Typhoon Lingling moves through the Yellow Sea

Today’s Image of the Day from NASA Earth Observatory features Typhoon Lingling, which approached the Philippines and Japan’s Ryukyu Islands last week with heavy rain and strong winds. Typhoon Lingling moves through the Yellow Sea.

According to NASA, the typhoon is expected to weaken as its outer bands interact with South Korea, but forecasters predict heavy rainfall and storm surge to cause flooding and possible landslides before the storm weakens. By Saturday morning, 17,000 people were without power in South Korea. 

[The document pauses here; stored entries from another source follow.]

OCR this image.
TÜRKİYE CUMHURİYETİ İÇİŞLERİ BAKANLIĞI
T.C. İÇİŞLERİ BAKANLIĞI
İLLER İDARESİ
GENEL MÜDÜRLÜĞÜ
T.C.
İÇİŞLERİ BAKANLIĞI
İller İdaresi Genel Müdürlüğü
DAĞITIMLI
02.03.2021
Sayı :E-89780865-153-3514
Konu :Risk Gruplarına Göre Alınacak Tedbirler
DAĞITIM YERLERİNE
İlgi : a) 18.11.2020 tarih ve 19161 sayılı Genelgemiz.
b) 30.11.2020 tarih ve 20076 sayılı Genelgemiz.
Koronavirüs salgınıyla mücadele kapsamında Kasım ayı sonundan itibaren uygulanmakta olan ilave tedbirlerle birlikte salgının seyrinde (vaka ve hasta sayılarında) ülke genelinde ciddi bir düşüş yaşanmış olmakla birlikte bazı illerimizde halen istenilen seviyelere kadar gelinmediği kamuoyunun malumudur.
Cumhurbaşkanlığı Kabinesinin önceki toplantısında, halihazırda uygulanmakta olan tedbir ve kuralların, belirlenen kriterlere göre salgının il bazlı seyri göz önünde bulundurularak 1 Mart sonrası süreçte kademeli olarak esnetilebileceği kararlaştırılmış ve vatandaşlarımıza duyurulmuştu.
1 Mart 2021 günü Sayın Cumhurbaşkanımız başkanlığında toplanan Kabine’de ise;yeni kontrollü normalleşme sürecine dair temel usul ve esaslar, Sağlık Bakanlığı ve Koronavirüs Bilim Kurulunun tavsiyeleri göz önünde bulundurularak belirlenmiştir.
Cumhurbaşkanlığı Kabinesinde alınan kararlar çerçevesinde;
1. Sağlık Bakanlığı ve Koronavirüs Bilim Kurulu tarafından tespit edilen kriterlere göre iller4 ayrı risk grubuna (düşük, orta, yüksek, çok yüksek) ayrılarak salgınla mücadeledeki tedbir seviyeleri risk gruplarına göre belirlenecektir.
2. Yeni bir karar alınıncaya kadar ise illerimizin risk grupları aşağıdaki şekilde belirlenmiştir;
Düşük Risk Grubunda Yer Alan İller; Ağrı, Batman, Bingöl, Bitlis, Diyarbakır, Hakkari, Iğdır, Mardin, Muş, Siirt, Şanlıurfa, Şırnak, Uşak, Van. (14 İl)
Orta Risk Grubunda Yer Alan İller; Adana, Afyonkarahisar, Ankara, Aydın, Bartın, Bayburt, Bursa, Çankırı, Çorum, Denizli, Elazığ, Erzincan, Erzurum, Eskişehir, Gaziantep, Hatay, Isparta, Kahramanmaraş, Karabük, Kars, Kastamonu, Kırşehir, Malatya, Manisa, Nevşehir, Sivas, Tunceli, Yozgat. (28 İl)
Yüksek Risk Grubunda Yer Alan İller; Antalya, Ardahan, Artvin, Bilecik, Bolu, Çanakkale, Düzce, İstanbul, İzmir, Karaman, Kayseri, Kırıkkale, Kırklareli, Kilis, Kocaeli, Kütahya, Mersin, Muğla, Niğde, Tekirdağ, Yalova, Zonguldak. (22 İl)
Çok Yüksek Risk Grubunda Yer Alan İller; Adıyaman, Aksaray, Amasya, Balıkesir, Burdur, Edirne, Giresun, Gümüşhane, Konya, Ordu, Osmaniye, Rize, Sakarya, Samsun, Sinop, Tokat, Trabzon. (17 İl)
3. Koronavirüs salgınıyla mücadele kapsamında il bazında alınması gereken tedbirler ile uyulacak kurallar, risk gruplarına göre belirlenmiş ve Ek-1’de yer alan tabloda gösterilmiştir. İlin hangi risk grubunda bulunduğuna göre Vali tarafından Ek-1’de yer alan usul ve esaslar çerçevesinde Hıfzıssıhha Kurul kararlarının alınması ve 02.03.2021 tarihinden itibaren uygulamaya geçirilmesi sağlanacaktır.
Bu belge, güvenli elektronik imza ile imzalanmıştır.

This image was captured on September 6, 2019 by the Moderate Resolution Imaging Spectroradiometer (MODIS) on NASA’s Aqua satellite. The Yellow Sea is a marginal sea of the Western Pacific Ocean located between mainland China and the Korean Peninsula, and can be considered the northwestern part of the East China Sea. It is one of four seas named after common colour terms (the others being the Black Sea, the Red Sea and the White Sea), and its name is descriptive of the phenomenon whereby fine sand grains from the Gobi Desert sand storms, that descend annually from the north, turn the surface of its waters a golden yellow.
The innermost bay of northwestern Yellow Sea is called the Bohai Sea (previously Pechihli Bay or Chihli Bay), into which it flow some of the most important river of northern China, such as the Yellow River (through Shandong province and its capital Jinan), the Hai River (through Beijing and Tianjin) and the Liao River (through Liaoning province). Sand and silt carried down by these rivers contribute further to the sea’s colour. The northern extension of the Yellow Sea is called the Korea Bay, into which flow the Yalu River, the Chongchon River and the Taedong River.